2009 prices of commodities I use, tax on property we own:
- the price of gum (I used to chew occasionally until last week): UP 16%
- our estimated 2009 property taxes: UP 11.15%
- Cheezits, veggie dogs (and other "meats"): Prices -- steady! -- package weights or actual product have dropped 20-25%.
- Water bills (in Eugene, OR, anyway): UP 24%
- Gasoline (from the government's Energy Information Administration: UP 54% (since Jan. 1, 2009)
- etc., etc.
The first thing I noted was it's author -- Sharon Epperson. I remember Epperson from when I watched CNBC faithfully during those internet bubble years of irrational exuberance. She was another "pretty face" ala Maria Bartiromo, analyzing markets for us with their most distractive, attractive presences.
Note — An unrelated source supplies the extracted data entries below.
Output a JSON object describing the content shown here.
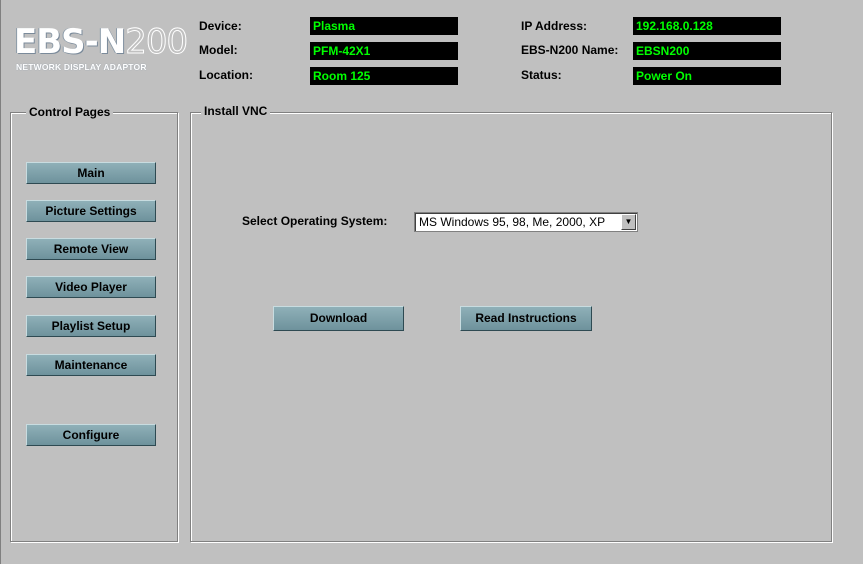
{
  "logo": {
    "main_bold": "EBS-N",
    "main_thin": "200",
    "subtitle": "NETWORK DISPLAY ADAPTOR"
  },
  "info": {
    "device": {
      "label": "Device:",
      "value": "Plasma"
    },
    "model": {
      "label": "Model:",
      "value": "PFM-42X1"
    },
    "location": {
      "label": "Location:",
      "value": "Room 125"
    },
    "ip": {
      "label": "IP Address:",
      "value": "192.168.0.128"
    },
    "name": {
      "label": "EBS-N200 Name:",
      "value": "EBSN200"
    },
    "status": {
      "label": "Status:",
      "value": "Power On"
    }
  },
  "sidebar": {
    "title": "Control Pages",
    "items": [
      {
        "label": "Main"
      },
      {
        "label": "Picture Settings"
      },
      {
        "label": "Remote View"
      },
      {
        "label": "Video Player"
      },
      {
        "label": "Playlist Setup"
      },
      {
        "label": "Maintenance"
      },
      {
        "label": "Configure"
      }
    ]
  },
  "main": {
    "title": "Install VNC",
    "os_label": "Select Operating System:",
    "os_selected": "MS Windows 95, 98, Me, 2000, XP",
    "download_label": "Download",
    "instructions_label": "Read Instructions"
  },
  "colors": {
    "value_bg": "#000000",
    "value_text": "#00ff00",
    "button": "#7fa2ab",
    "background": "#c0c0c0"
  },
  "icons": {
    "dropdown": "chevron-down-icon"
  }
}
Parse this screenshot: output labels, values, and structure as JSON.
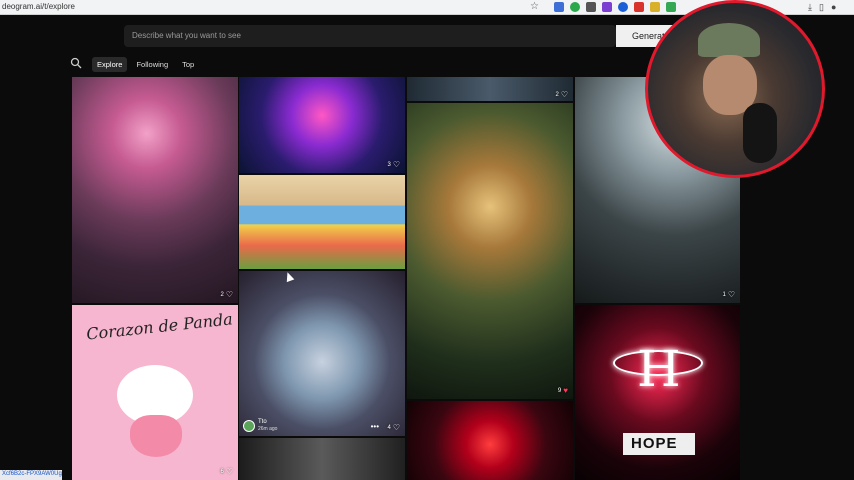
{
  "browser": {
    "url": "deogram.ai/t/explore",
    "status_url": "Xcf6B2c-FPX9AW0Ug/2"
  },
  "prompt": {
    "placeholder": "Describe what you want to see",
    "generate_label": "Generat"
  },
  "tabs": [
    {
      "label": "Explore",
      "active": true
    },
    {
      "label": "Following",
      "active": false
    },
    {
      "label": "Top",
      "active": false
    }
  ],
  "tiles": {
    "mouse": {
      "likes": "3"
    },
    "girl": {
      "likes": "2"
    },
    "top": {
      "likes": "2"
    },
    "lion": {
      "likes": "9"
    },
    "dark": {
      "likes": "1"
    },
    "city": {
      "likes": "4",
      "author": "Tto",
      "time": "26m ago"
    },
    "panda": {
      "title": "Corazon de Panda",
      "likes": "6"
    },
    "hope": {
      "sign": "HOPE"
    }
  },
  "colors": {
    "accent_webcam": "#e0192c",
    "liked_heart": "#ff3b5c"
  }
}
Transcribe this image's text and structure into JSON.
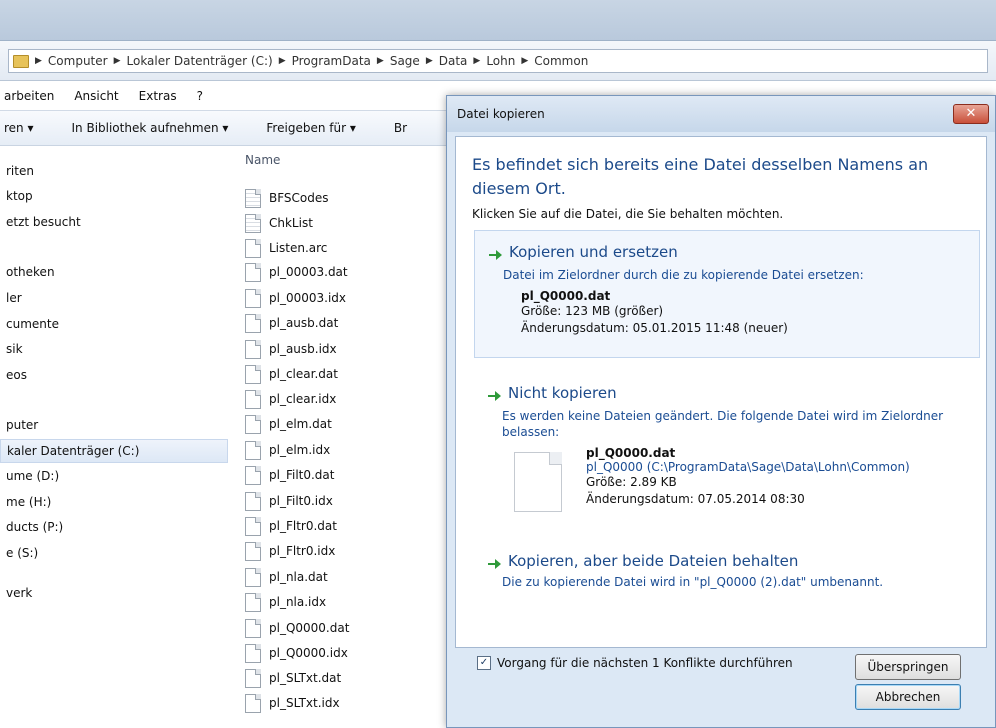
{
  "addressbar": {
    "crumbs": [
      "Computer",
      "Lokaler Datenträger (C:)",
      "ProgramData",
      "Sage",
      "Data",
      "Lohn",
      "Common"
    ]
  },
  "menubar": [
    "arbeiten",
    "Ansicht",
    "Extras",
    "?"
  ],
  "toolbar": [
    "ren ▾",
    "In Bibliothek aufnehmen ▾",
    "Freigeben für ▾",
    "Br"
  ],
  "nav": [
    "riten",
    "ktop",
    "etzt besucht",
    "otheken",
    "ler",
    "cumente",
    "sik",
    "eos",
    "puter",
    "kaler Datenträger (C:)",
    "ume (D:)",
    "me (H:)",
    "ducts (P:)",
    "e (S:)",
    "verk"
  ],
  "filelist": {
    "column_header": "Name",
    "files": [
      "BFSCodes",
      "ChkList",
      "Listen.arc",
      "pl_00003.dat",
      "pl_00003.idx",
      "pl_ausb.dat",
      "pl_ausb.idx",
      "pl_clear.dat",
      "pl_clear.idx",
      "pl_elm.dat",
      "pl_elm.idx",
      "pl_Filt0.dat",
      "pl_Filt0.idx",
      "pl_Fltr0.dat",
      "pl_Fltr0.idx",
      "pl_nla.dat",
      "pl_nla.idx",
      "pl_Q0000.dat",
      "pl_Q0000.idx",
      "pl_SLTxt.dat",
      "pl_SLTxt.idx"
    ]
  },
  "dialog": {
    "title": "Datei kopieren",
    "close_label": "✕",
    "headline": "Es befindet sich bereits eine Datei desselben Namens an diesem Ort.",
    "subline": "Klicken Sie auf die Datei, die Sie behalten möchten.",
    "option_replace": {
      "title": "Kopieren und ersetzen",
      "desc": "Datei im Zielordner durch die zu kopierende Datei ersetzen:",
      "filename": "pl_Q0000.dat",
      "size": "Größe: 123 MB (größer)",
      "date": "Änderungsdatum: 05.01.2015 11:48 (neuer)"
    },
    "option_skip": {
      "title": "Nicht kopieren",
      "desc": "Es werden keine Dateien geändert. Die folgende Datei wird im Zielordner belassen:",
      "filename": "pl_Q0000.dat",
      "path": "pl_Q0000 (C:\\ProgramData\\Sage\\Data\\Lohn\\Common)",
      "size": "Größe: 2.89 KB",
      "date": "Änderungsdatum: 07.05.2014 08:30"
    },
    "option_both": {
      "title": "Kopieren, aber beide Dateien behalten",
      "desc": "Die zu kopierende Datei wird in \"pl_Q0000 (2).dat\" umbenannt."
    },
    "checkbox_label": "Vorgang für die nächsten 1 Konflikte durchführen",
    "checkbox_mark": "✓",
    "skip_button": "Überspringen",
    "cancel_button": "Abbrechen"
  }
}
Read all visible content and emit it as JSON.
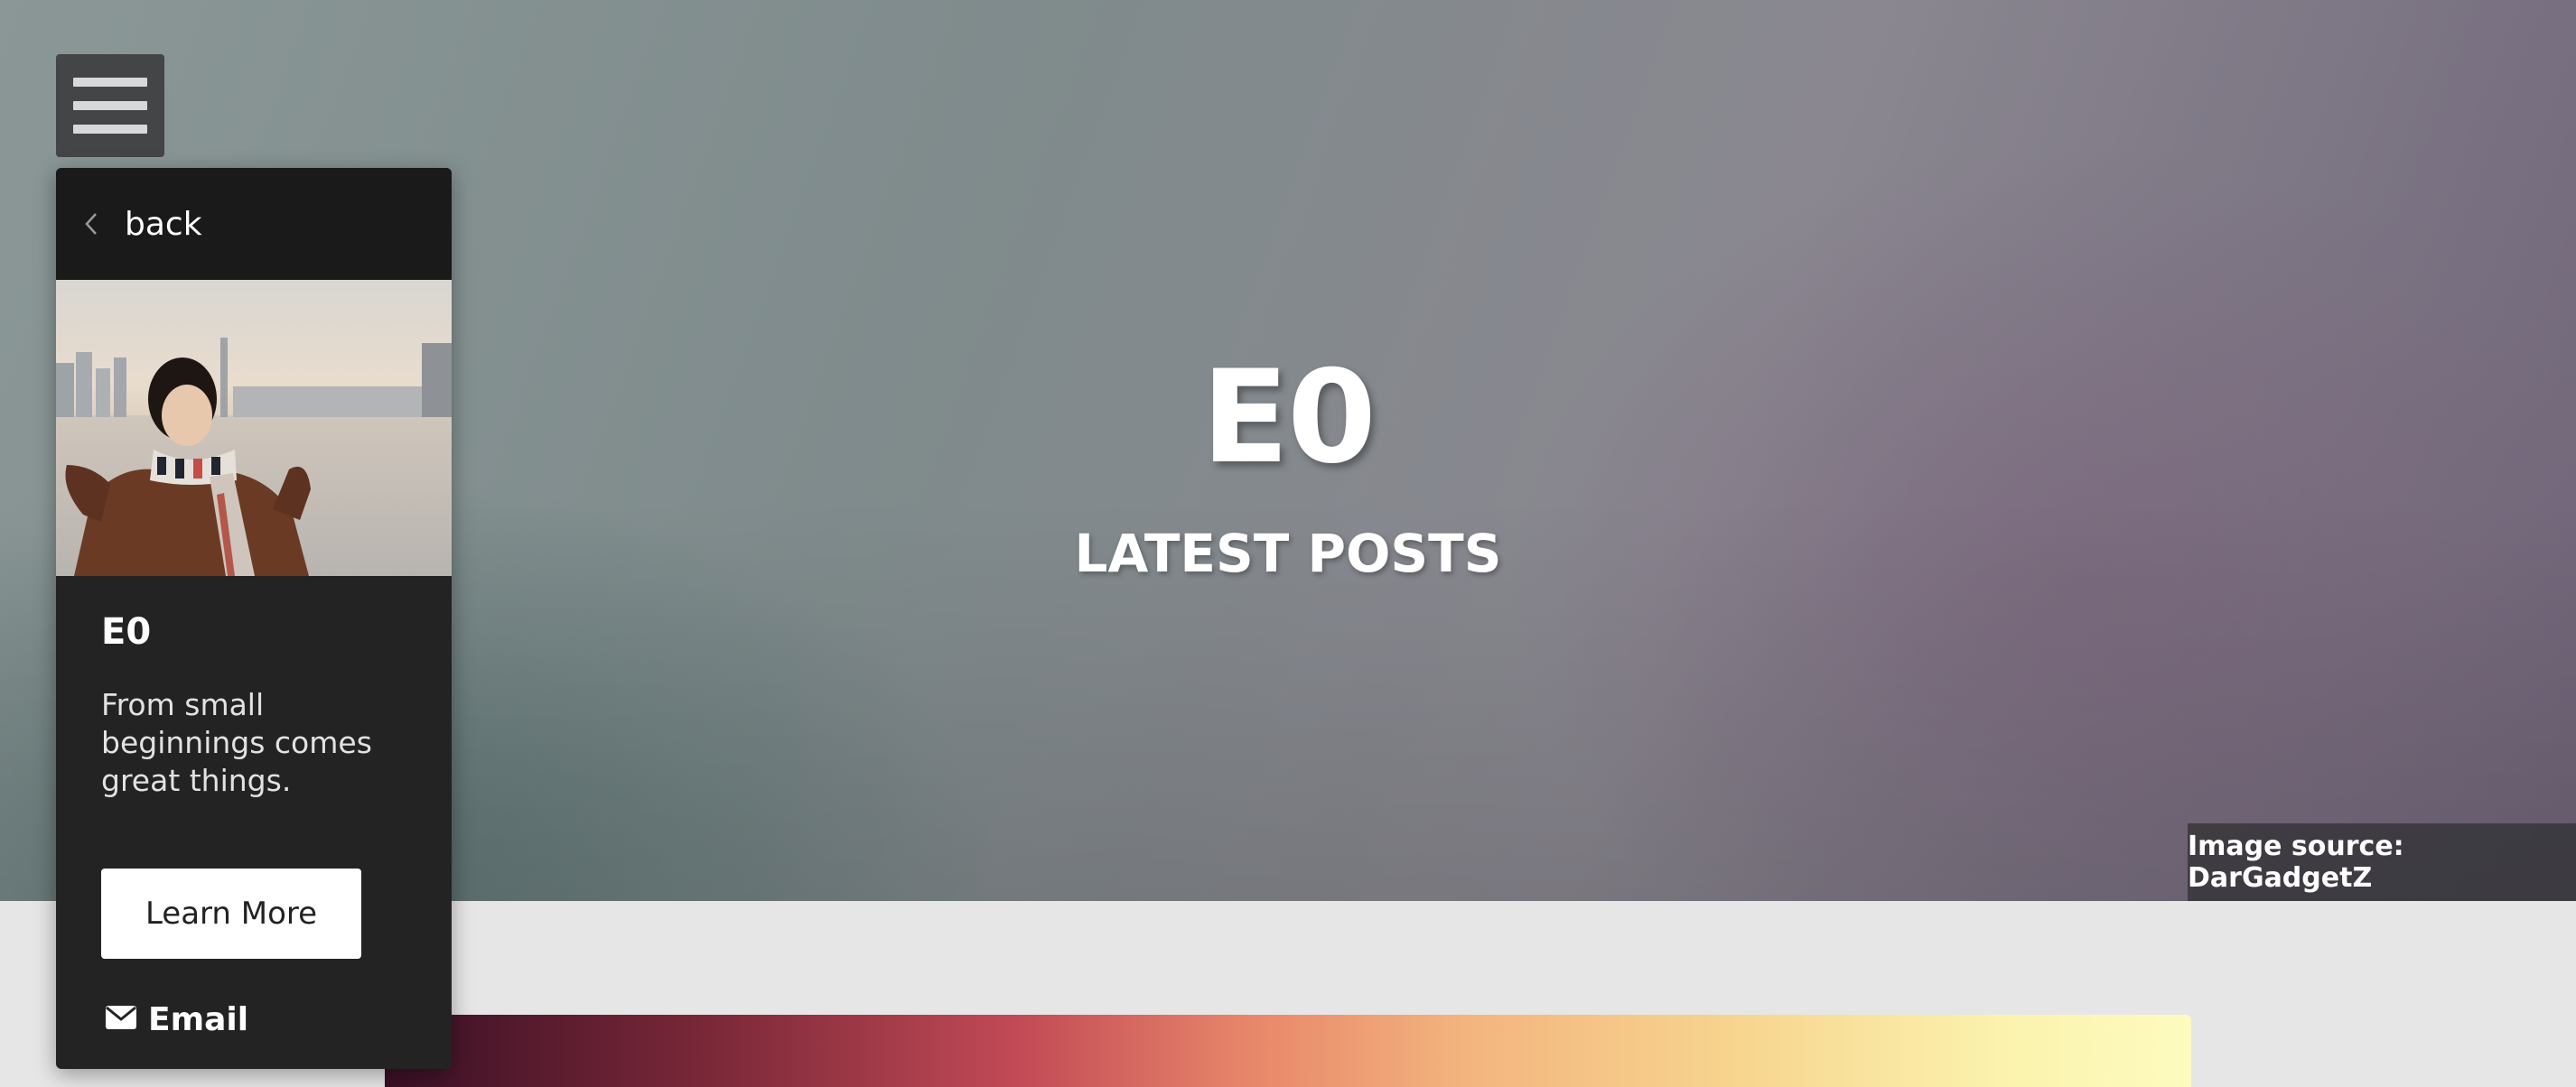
{
  "hero": {
    "title": "E0",
    "subtitle": "LATEST POSTS",
    "image_source": "Image source: DarGadgetZ"
  },
  "menu": {
    "icon": "hamburger-menu-icon"
  },
  "panel": {
    "back_label": "back",
    "back_icon": "chevron-left-icon",
    "title": "E0",
    "tagline": "From small beginnings comes great things.",
    "button_label": "Learn More",
    "email_label": "Email",
    "email_icon": "envelope-icon"
  },
  "colors": {
    "panel_bg": "#232323",
    "panel_header_bg": "#1a1a1a",
    "page_bg": "#e6e6e6",
    "button_bg": "#ffffff"
  }
}
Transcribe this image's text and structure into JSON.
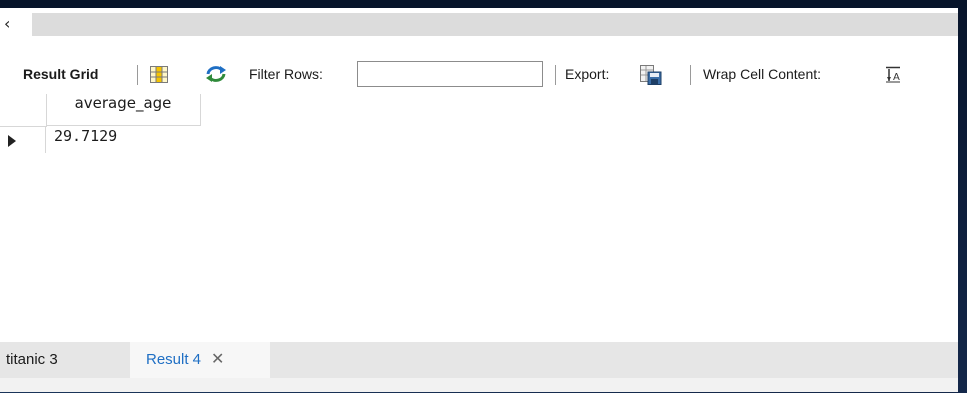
{
  "toolbar": {
    "result_grid_label": "Result Grid",
    "filter_label": "Filter Rows:",
    "filter_value": "",
    "export_label": "Export:",
    "wrap_label": "Wrap Cell Content:"
  },
  "grid": {
    "columns": [
      "average_age"
    ],
    "rows": [
      [
        "29.7129"
      ]
    ]
  },
  "tabs": [
    {
      "label": "titanic 3",
      "active": false
    },
    {
      "label": "Result 4",
      "active": true
    }
  ],
  "icons": {
    "collapse": "chevron-left-icon",
    "grid": "grid-view-icon",
    "refresh": "refresh-icon",
    "export": "export-icon",
    "wrap": "wrap-text-icon",
    "close": "close-icon"
  },
  "colors": {
    "accent": "#1f6fc4",
    "tab_bar": "#e6e6e6"
  }
}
But I digress. Cut to Epperson's article in today's mag rag where I read with incredulity, "Even a 2% rate of return will beat inflation these days," she assured us all.
I have one question: Where in the fuck does Sharon Epperson and whoever she's working for come up with a 2% CD rate of return beating the inflation rate in this country? A visit to the United States Department of Labor's Consumer Price Index through the end of April 2009 shows me why I'm obviously speaking here from inside the looney bin, to wit:
Thru April, 2009, the inflation rate for all urban consumers for the previous 3 months was an annualized rate of 2.5%. But that did not include the cost of food and energy which, according to the BLS, declined 1.7% and 8.5% respectively meaning, if you add those two items back into the index, a 2.0%/yr. CD makes you feel like you discovered gold in Sutter's Creek! (See the above price in gas this year --up just 54%!)
So what's my point? Well, my experience doesn't match reality obviously. That leads me to one conclusion: I'm apparently fucking crazy! (Either that, or my CD's enriching me daily, just when I was feeling more and more impoverished. "Okay, have you finished ironing the kinks out of my "straight" jacket? Take me back to my rubber room.)